If, someday, an indictment were to issue, and the cases were to go to trial, the opening argument is ready. Indeed, it was drafted sixty-odd years ago by a U.S. prosecutor, Brigadier General Telford Taylor, who charged German government lawyers with crimes for wrongly opining that illegal acts could be done:
"This case is unusual in that the defendants are charged with crimes committed in the name of the law. These men, together with their deceased or fugitive colleagues, were the embodiment of what passed for justice in the Third Reich.
Most of the defendants have served, at various times, as judges, as state prosecutors, and as officials of the Reich Ministry of Justice. All but one are professional jurists; they are well accustomed to courts and courtrooms, though their present role may be new to them.
But a court is far more than a courtroom; it is a process and a spirit. It is a house of law. This the defendants know, or must have known in times past. I doubt that they ever forgot it.

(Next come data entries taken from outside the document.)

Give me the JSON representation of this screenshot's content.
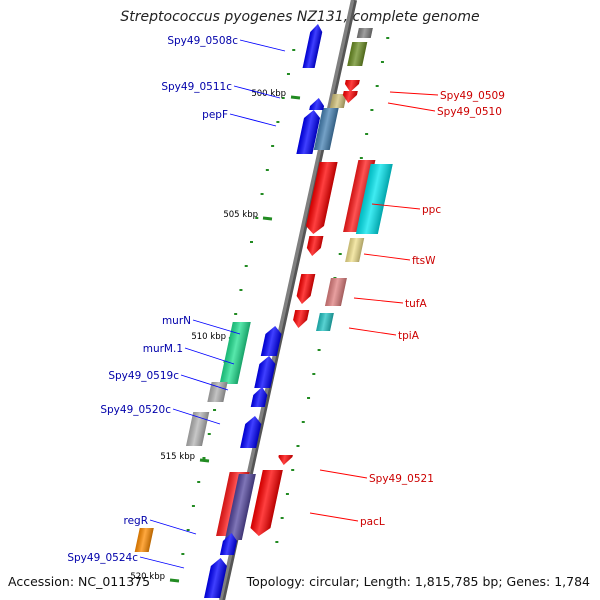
{
  "title": "Streptococcus pyogenes NZ131, complete genome",
  "footer": {
    "accession": "Accession: NC_011375",
    "topology": "Topology: circular; Length: 1,815,785 bp; Genes: 1,784"
  },
  "colors": {
    "forward_gene": "#ff0000",
    "reverse_gene": "#0000ff",
    "forward_label": "#cc0000",
    "reverse_label": "#0000aa",
    "backbone": "#808080",
    "tick": "#228b22"
  },
  "scale": {
    "unit": "kbp",
    "ticks": [
      "500 kbp",
      "505 kbp",
      "510 kbp",
      "515 kbp",
      "520 kbp"
    ]
  },
  "genes_forward": [
    {
      "label": "Spy49_0509",
      "color": "#ff0000"
    },
    {
      "label": "Spy49_0510",
      "color": "#ff0000"
    },
    {
      "label": "ppc",
      "color": "#ff0000"
    },
    {
      "label": "ftsW",
      "color": "#ff0000"
    },
    {
      "label": "tufA",
      "color": "#ff0000"
    },
    {
      "label": "tpiA",
      "color": "#ff0000"
    },
    {
      "label": "Spy49_0521",
      "color": "#ff0000"
    },
    {
      "label": "pacL",
      "color": "#ff0000"
    }
  ],
  "genes_reverse": [
    {
      "label": "Spy49_0508c",
      "color": "#0000ff"
    },
    {
      "label": "Spy49_0511c",
      "color": "#0000ff"
    },
    {
      "label": "pepF",
      "color": "#0000ff"
    },
    {
      "label": "murN",
      "color": "#0000ff"
    },
    {
      "label": "murM.1",
      "color": "#0000ff"
    },
    {
      "label": "Spy49_0519c",
      "color": "#0000ff"
    },
    {
      "label": "Spy49_0520c",
      "color": "#0000ff"
    },
    {
      "label": "regR",
      "color": "#0000ff"
    },
    {
      "label": "Spy49_0524c",
      "color": "#0000ff"
    }
  ]
}
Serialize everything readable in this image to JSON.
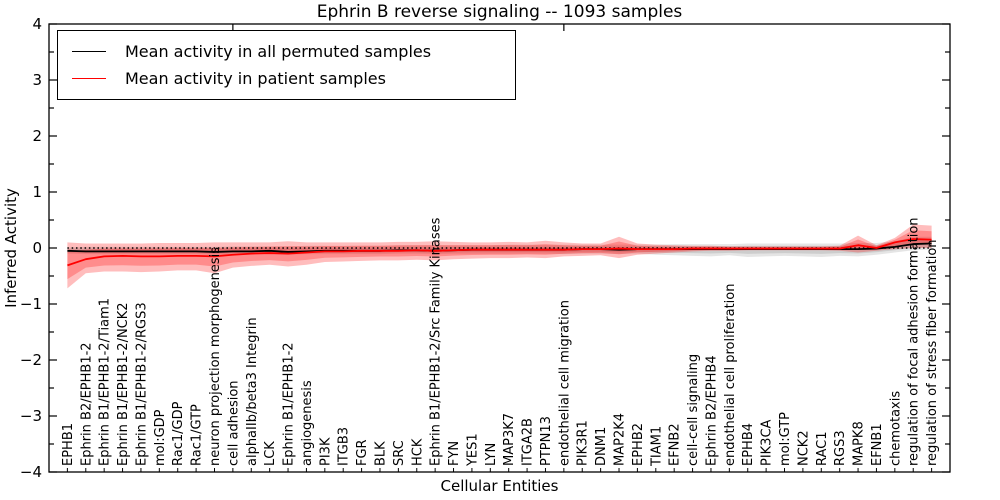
{
  "title": "Ephrin B reverse signaling -- 1093 samples",
  "axes": {
    "xlabel": "Cellular Entities",
    "ylabel": "Inferred Activity",
    "ytick_labels": [
      "4",
      "3",
      "2",
      "1",
      "0",
      "−1",
      "−2",
      "−3",
      "−4"
    ]
  },
  "legend": {
    "entries": [
      {
        "label": "Mean activity in all permuted samples",
        "color": "#000000"
      },
      {
        "label": "Mean activity in patient samples",
        "color": "#ff0000"
      }
    ]
  },
  "chart_data": {
    "type": "line",
    "title": "Ephrin B reverse signaling -- 1093 samples",
    "xlabel": "Cellular Entities",
    "ylabel": "Inferred Activity",
    "ylim": [
      -4,
      4
    ],
    "ytick_step": 1,
    "ytick_minor_step": 0.5,
    "grid": false,
    "legend_position": "upper left",
    "zero_line": {
      "y": 0,
      "style": "dotted",
      "color": "#000000"
    },
    "top_ticks_at": [
      9,
      27
    ],
    "categories": [
      "EPHB1",
      "Ephrin B2/EPHB1-2",
      "Ephrin B1/EPHB1-2/Tiam1",
      "Ephrin B1/EPHB1-2/NCK2",
      "Ephrin B1/EPHB1-2/RGS3",
      "mol:GDP",
      "Rac1/GDP",
      "Rac1/GTP",
      "neuron projection morphogenesis",
      "cell adhesion",
      "alphaIIb/beta3 Integrin",
      "LCK",
      "Ephrin B1/EPHB1-2",
      "angiogenesis",
      "PI3K",
      "ITGB3",
      "FGR",
      "BLK",
      "SRC",
      "HCK",
      "Ephrin B1/EPHB1-2/Src Family Kinases",
      "FYN",
      "YES1",
      "LYN",
      "MAP3K7",
      "ITGA2B",
      "PTPN13",
      "endothelial cell migration",
      "PIK3R1",
      "DNM1",
      "MAP2K4",
      "EPHB2",
      "TIAM1",
      "EFNB2",
      "cell-cell signaling",
      "Ephrin B2/EPHB4",
      "endothelial cell proliferation",
      "EPHB4",
      "PIK3CA",
      "mol:GTP",
      "NCK2",
      "RAC1",
      "RGS3",
      "MAPK8",
      "EFNB1",
      "chemotaxis",
      "regulation of focal adhesion formation",
      "regulation of stress fiber formation"
    ],
    "series": [
      {
        "name": "Mean activity in all permuted samples",
        "color": "#000000",
        "values": [
          -0.05,
          -0.06,
          -0.06,
          -0.06,
          -0.06,
          -0.06,
          -0.06,
          -0.06,
          -0.07,
          -0.06,
          -0.06,
          -0.05,
          -0.07,
          -0.06,
          -0.05,
          -0.05,
          -0.05,
          -0.05,
          -0.04,
          -0.04,
          -0.05,
          -0.04,
          -0.03,
          -0.03,
          -0.03,
          -0.03,
          -0.03,
          -0.03,
          -0.02,
          -0.02,
          -0.03,
          -0.02,
          -0.02,
          -0.02,
          -0.02,
          -0.02,
          -0.02,
          -0.02,
          -0.02,
          -0.02,
          -0.02,
          -0.02,
          -0.02,
          -0.02,
          -0.01,
          0.02,
          0.07,
          0.08
        ]
      },
      {
        "name": "Mean activity in patient samples",
        "color": "#ff0000",
        "values": [
          -0.31,
          -0.2,
          -0.15,
          -0.14,
          -0.15,
          -0.15,
          -0.14,
          -0.14,
          -0.15,
          -0.12,
          -0.1,
          -0.09,
          -0.1,
          -0.08,
          -0.06,
          -0.06,
          -0.05,
          -0.05,
          -0.05,
          -0.04,
          -0.05,
          -0.04,
          -0.03,
          -0.03,
          -0.03,
          -0.03,
          -0.03,
          -0.03,
          -0.02,
          -0.02,
          -0.01,
          -0.02,
          -0.02,
          -0.02,
          -0.01,
          -0.01,
          -0.01,
          -0.01,
          -0.01,
          -0.01,
          -0.01,
          -0.01,
          -0.01,
          0.05,
          0.0,
          0.1,
          0.16,
          0.15
        ]
      }
    ],
    "bands": [
      {
        "name": "permuted-range",
        "color": "#000000",
        "opacity": 0.1,
        "lo": [
          -0.1,
          -0.11,
          -0.11,
          -0.11,
          -0.11,
          -0.11,
          -0.11,
          -0.11,
          -0.12,
          -0.11,
          -0.11,
          -0.11,
          -0.12,
          -0.11,
          -0.11,
          -0.11,
          -0.11,
          -0.11,
          -0.1,
          -0.1,
          -0.11,
          -0.1,
          -0.1,
          -0.1,
          -0.1,
          -0.1,
          -0.1,
          -0.11,
          -0.1,
          -0.1,
          -0.11,
          -0.1,
          -0.12,
          -0.13,
          -0.14,
          -0.15,
          -0.13,
          -0.16,
          -0.15,
          -0.14,
          -0.15,
          -0.16,
          -0.14,
          -0.15,
          -0.12,
          -0.08,
          -0.04,
          -0.03
        ],
        "hi": [
          0.01,
          0.02,
          0.02,
          0.02,
          0.02,
          0.02,
          0.02,
          0.02,
          0.02,
          0.03,
          0.03,
          0.03,
          0.03,
          0.04,
          0.04,
          0.04,
          0.04,
          0.04,
          0.05,
          0.05,
          0.05,
          0.05,
          0.05,
          0.05,
          0.06,
          0.06,
          0.06,
          0.06,
          0.06,
          0.06,
          0.06,
          0.06,
          0.06,
          0.07,
          0.07,
          0.07,
          0.07,
          0.08,
          0.08,
          0.08,
          0.08,
          0.08,
          0.08,
          0.09,
          0.09,
          0.12,
          0.2,
          0.2
        ]
      },
      {
        "name": "patient-range",
        "color": "#ff0000",
        "opacity": 0.26,
        "lo": [
          -0.72,
          -0.45,
          -0.42,
          -0.42,
          -0.43,
          -0.42,
          -0.4,
          -0.4,
          -0.45,
          -0.35,
          -0.32,
          -0.3,
          -0.33,
          -0.3,
          -0.25,
          -0.24,
          -0.23,
          -0.22,
          -0.22,
          -0.21,
          -0.22,
          -0.2,
          -0.19,
          -0.18,
          -0.18,
          -0.17,
          -0.18,
          -0.15,
          -0.14,
          -0.13,
          -0.18,
          -0.12,
          -0.1,
          -0.08,
          -0.06,
          -0.05,
          -0.05,
          -0.04,
          -0.04,
          -0.04,
          -0.04,
          -0.04,
          -0.05,
          -0.08,
          -0.05,
          -0.02,
          0.0,
          0.0
        ],
        "hi": [
          0.1,
          0.08,
          0.08,
          0.08,
          0.08,
          0.09,
          0.09,
          0.09,
          0.1,
          0.1,
          0.1,
          0.1,
          0.12,
          0.1,
          0.1,
          0.1,
          0.1,
          0.1,
          0.11,
          0.11,
          0.12,
          0.11,
          0.1,
          0.1,
          0.11,
          0.1,
          0.13,
          0.1,
          0.08,
          0.08,
          0.2,
          0.08,
          0.06,
          0.05,
          0.04,
          0.04,
          0.03,
          0.03,
          0.03,
          0.03,
          0.03,
          0.03,
          0.04,
          0.22,
          0.05,
          0.18,
          0.42,
          0.4
        ]
      }
    ]
  }
}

Indeed, the root of the accusation here is that those men, leaders of the German judicial system, consciously and deliberately suppressed the law, engaged in an unholy masquerade of brutish tyranny disguised as justice, and converted the German judicial system to an engine of despotism, conquest, pillage, and slaughter."
The torture lawyers put us on a similar road to ruin. It is up to the United States Attorney General to build new roadblocks to replace those that they attempted to destroy. Let us hope he does so.
Steve Sheppard is the Judge Enfield Professor of Law at the University of Arkansas School of Law and author, among other works, of I Do Solemnly Swear: The Moral Obligations of Legal Officials, now out by Cambridge University Press, and editor of the new, fourth edition of Farnsworth's Introduction to the Legal System of the United States, out this summer from Oxford University Press.